The Good Old Tricks.
Another good plot going too theatrical way…
Yesteryear’s topnotch film-maker Jai Singh Aidanwala (Naseer) is going through a bad patch in his life and is lives only to drink. His relations with his on-time-wannabe-starlet wife Monica (Neha Dhupia) have also turned sour since long. One night during drunk-driving, Jai meets with an accident and is rescued by Subhash Sharma (Paresh Rawal). Subhash is a petty criminal and was looting an ATM when the accident happened just outside. But this opens doors for a good life for Subhash. He is appointed as the driver and assistant by Jai, and he is obviously not liked by Monica. Jai blames his career failures on to Monica and requests Subhash to help him in a plot to nail her. According to that, Jai will commit suicide and Monica will be denied the 24 crore Rs. insurance claim, unless and until this death is proved to be a murder. Jai commits suicide with this challenge to Monica.

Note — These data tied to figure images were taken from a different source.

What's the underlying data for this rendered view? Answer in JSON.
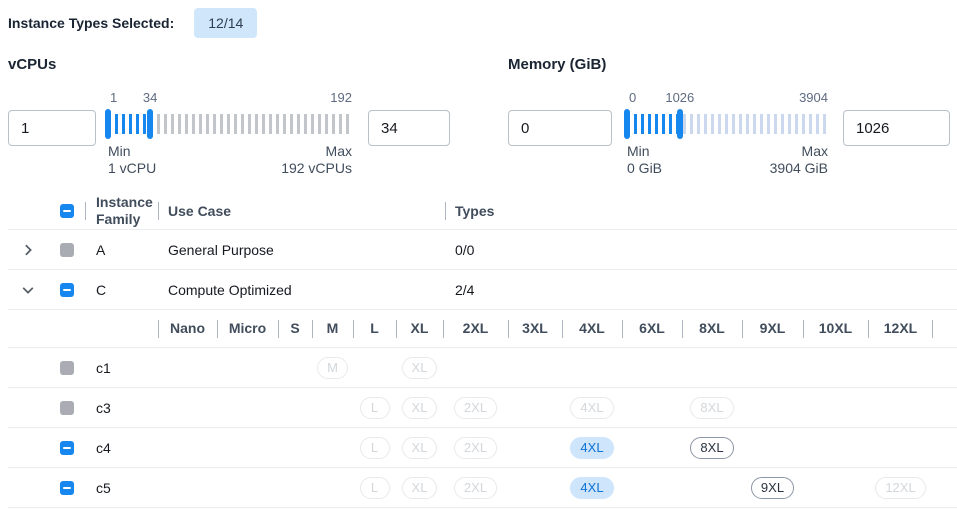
{
  "colors": {
    "accent": "#1787f0",
    "selected-badge-bg": "#cfe5fb",
    "selected-badge-text": "#0d72d3",
    "count-badge-bg": "#cfe6fb",
    "disabled-checkbox": "#a9adb3"
  },
  "topbar": {
    "label": "Instance Types Selected:",
    "count_badge": "12/14"
  },
  "filters": {
    "vcpus": {
      "title": "vCPUs",
      "range": {
        "min": 1,
        "max": 192
      },
      "values": {
        "from": 1,
        "to": 34
      },
      "min_label": "Min",
      "min_sublabel": "1 vCPU",
      "max_label": "Max",
      "max_sublabel": "192 vCPUs"
    },
    "memory": {
      "title": "Memory (GiB)",
      "range": {
        "min": 0,
        "max": 3904
      },
      "values": {
        "from": 0,
        "to": 1026
      },
      "min_label": "Min",
      "min_sublabel": "0 GiB",
      "max_label": "Max",
      "max_sublabel": "3904 GiB"
    }
  },
  "table": {
    "header_checkbox_state": "indeterminate",
    "columns": [
      "Instance Family",
      "Use Case",
      "Types"
    ],
    "size_columns": [
      "Nano",
      "Micro",
      "S",
      "M",
      "L",
      "XL",
      "2XL",
      "3XL",
      "4XL",
      "6XL",
      "8XL",
      "9XL",
      "10XL",
      "12XL"
    ],
    "family_rows": [
      {
        "family": "A",
        "use_case": "General Purpose",
        "types_count": "0/0",
        "checkbox_state": "disabled",
        "expanded": false
      },
      {
        "family": "C",
        "use_case": "Compute Optimized",
        "types_count": "2/4",
        "checkbox_state": "indeterminate",
        "expanded": true
      }
    ],
    "type_rows": [
      {
        "name": "c1",
        "checkbox_state": "disabled",
        "badges": [
          {
            "size": "M",
            "state": "disabled"
          },
          {
            "size": "XL",
            "state": "disabled"
          }
        ]
      },
      {
        "name": "c3",
        "checkbox_state": "disabled",
        "badges": [
          {
            "size": "L",
            "state": "disabled"
          },
          {
            "size": "XL",
            "state": "disabled"
          },
          {
            "size": "2XL",
            "state": "disabled"
          },
          {
            "size": "4XL",
            "state": "disabled"
          },
          {
            "size": "8XL",
            "state": "disabled"
          }
        ]
      },
      {
        "name": "c4",
        "checkbox_state": "indeterminate",
        "badges": [
          {
            "size": "L",
            "state": "disabled"
          },
          {
            "size": "XL",
            "state": "disabled"
          },
          {
            "size": "2XL",
            "state": "disabled"
          },
          {
            "size": "4XL",
            "state": "selected"
          },
          {
            "size": "8XL",
            "state": "unselected"
          }
        ]
      },
      {
        "name": "c5",
        "checkbox_state": "indeterminate",
        "badges": [
          {
            "size": "L",
            "state": "disabled"
          },
          {
            "size": "XL",
            "state": "disabled"
          },
          {
            "size": "2XL",
            "state": "disabled"
          },
          {
            "size": "4XL",
            "state": "selected"
          },
          {
            "size": "9XL",
            "state": "unselected"
          },
          {
            "size": "12XL",
            "state": "disabled"
          }
        ]
      }
    ]
  }
}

Subhash offers Monica a 50% partnership in the money to work on a theory about how to showcase this as a murder. They start with keeping Jai alive for the world; get a full-time house-keeper Swati (Tara Sharma) through the family friend advocate Merchant (Boman Irani). They intend it show as a kidnap Jai and Monica for ransom, in which Jai gets killed. But things don’t exactly happen the way they thought…

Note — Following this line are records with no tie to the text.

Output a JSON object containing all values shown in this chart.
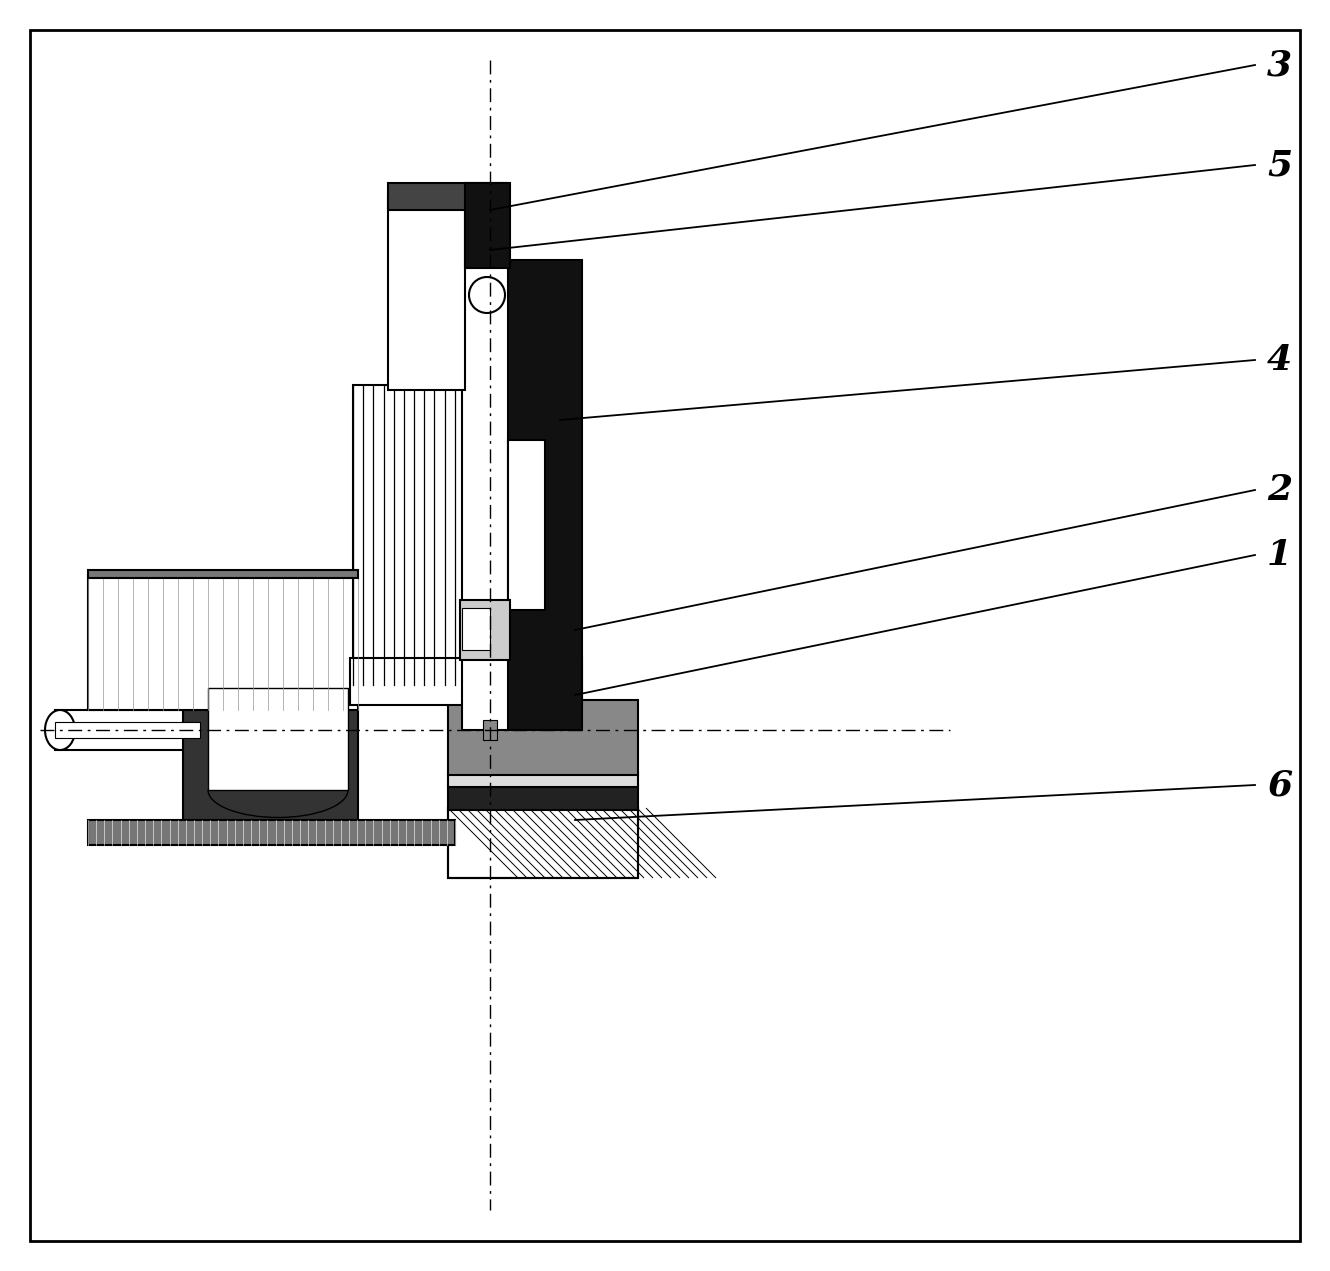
{
  "bg_color": "#ffffff",
  "line_color": "#000000",
  "labels": [
    [
      "3",
      490,
      210,
      1255,
      65
    ],
    [
      "5",
      490,
      250,
      1255,
      165
    ],
    [
      "4",
      560,
      420,
      1255,
      360
    ],
    [
      "2",
      575,
      630,
      1255,
      490
    ],
    [
      "1",
      575,
      695,
      1255,
      555
    ],
    [
      "6",
      575,
      820,
      1255,
      785
    ]
  ]
}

Based on the famous play by Uttam Gada (who also writes screenplay and dialogues of this film), the basic crime-plot is interesting. The basic problem seems to be the way it has been executed. Elements of thrill, suspense, who-dunnit and what-next are present, but not exactly converted well to have a great cinematic experience. The way scenes are written and dialogues are delivered, it seems more like we are watching a play at Prithvi theatre or NCPA.
Performances: Paresh Rawal and Naseer have got the meatiest of the roles and the best of the scenes in the film. Both do well. Boman Irani and Om Puri are also alright. But none of these four greats have been able to deliver a landmark performance here in their respective careers. Neha Dhupia continues her off-beat run, but needs to improve on her dialogue delivery in such intense roles. Tara Sharma is a misfit for this role.
Music: Shibani Kashyap’s music and singing is nothing to rave about.